Why couldn't Jha have envisaged this over four election campaigns, with the pendulum swinging either way, with the clan perishing in small doses and each character adjusting anew to the situation? Everything in the plot could have fit in neatly then.
2) Why does the top brass of the biggest political family feel compelled to participate in gun fights? I was given the impression that Bihar is full of trigger-happy henchmen. These filmy turns in an otherwise realistic depiction (the glamour notwithstanding) stick out like a sore asses.

Final verdict: even a flawed Jha movie is better than a template-driven Rahul/Raj candy romance. Go see it without expectations. Better still, buy the DVD. That way, you can pause, have a hearty laugh once in a while and see some more.

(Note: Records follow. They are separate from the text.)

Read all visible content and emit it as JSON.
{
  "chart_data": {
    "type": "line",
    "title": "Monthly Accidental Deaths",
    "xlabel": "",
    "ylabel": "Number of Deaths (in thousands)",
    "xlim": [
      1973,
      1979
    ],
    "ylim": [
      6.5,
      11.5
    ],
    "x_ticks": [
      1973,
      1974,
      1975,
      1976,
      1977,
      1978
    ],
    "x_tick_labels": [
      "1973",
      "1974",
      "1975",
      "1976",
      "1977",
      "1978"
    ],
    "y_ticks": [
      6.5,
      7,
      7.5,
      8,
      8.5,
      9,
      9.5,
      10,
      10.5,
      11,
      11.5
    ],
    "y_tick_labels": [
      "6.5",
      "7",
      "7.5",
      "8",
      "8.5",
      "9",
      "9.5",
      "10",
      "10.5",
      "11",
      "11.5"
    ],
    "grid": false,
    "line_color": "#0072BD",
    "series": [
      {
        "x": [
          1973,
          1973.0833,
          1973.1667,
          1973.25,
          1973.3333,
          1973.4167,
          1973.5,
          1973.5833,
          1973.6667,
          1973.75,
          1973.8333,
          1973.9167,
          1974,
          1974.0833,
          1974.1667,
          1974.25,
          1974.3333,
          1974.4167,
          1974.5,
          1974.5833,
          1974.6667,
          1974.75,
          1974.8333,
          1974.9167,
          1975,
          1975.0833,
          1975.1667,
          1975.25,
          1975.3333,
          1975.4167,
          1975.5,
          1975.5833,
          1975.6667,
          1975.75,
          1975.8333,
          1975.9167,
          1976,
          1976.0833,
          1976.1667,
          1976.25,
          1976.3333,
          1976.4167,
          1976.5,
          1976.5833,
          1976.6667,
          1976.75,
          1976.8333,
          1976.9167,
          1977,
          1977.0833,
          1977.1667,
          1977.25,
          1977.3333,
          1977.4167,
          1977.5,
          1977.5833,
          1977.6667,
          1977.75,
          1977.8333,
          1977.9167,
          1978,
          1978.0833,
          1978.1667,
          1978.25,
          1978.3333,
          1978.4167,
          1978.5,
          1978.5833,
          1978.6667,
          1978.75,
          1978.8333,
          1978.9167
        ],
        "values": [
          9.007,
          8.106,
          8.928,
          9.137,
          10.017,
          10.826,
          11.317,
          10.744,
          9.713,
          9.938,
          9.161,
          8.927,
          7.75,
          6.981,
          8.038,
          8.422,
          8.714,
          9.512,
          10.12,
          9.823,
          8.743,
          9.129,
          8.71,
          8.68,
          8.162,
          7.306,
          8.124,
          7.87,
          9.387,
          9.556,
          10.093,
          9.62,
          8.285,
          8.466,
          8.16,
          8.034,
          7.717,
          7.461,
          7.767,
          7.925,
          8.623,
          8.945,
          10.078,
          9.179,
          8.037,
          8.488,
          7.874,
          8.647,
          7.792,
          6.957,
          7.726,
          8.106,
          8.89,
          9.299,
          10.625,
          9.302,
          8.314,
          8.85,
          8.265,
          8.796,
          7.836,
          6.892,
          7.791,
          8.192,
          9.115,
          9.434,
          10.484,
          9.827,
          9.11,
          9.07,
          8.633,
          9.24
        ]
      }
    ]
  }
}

P.S: On a personal aside, I stepped into a theatre after a gap of six years. I must say that multiplexes built inside malls are such logistical disasters that I'd sooner sit on an electric chair. On the plus side, the audience reacts incongrously and that allows one a seat-shaking snigger.
P.P.S: If you're looking for a decent adaptation of the Mahabharata, read Tharoor's The Great Indian Novel.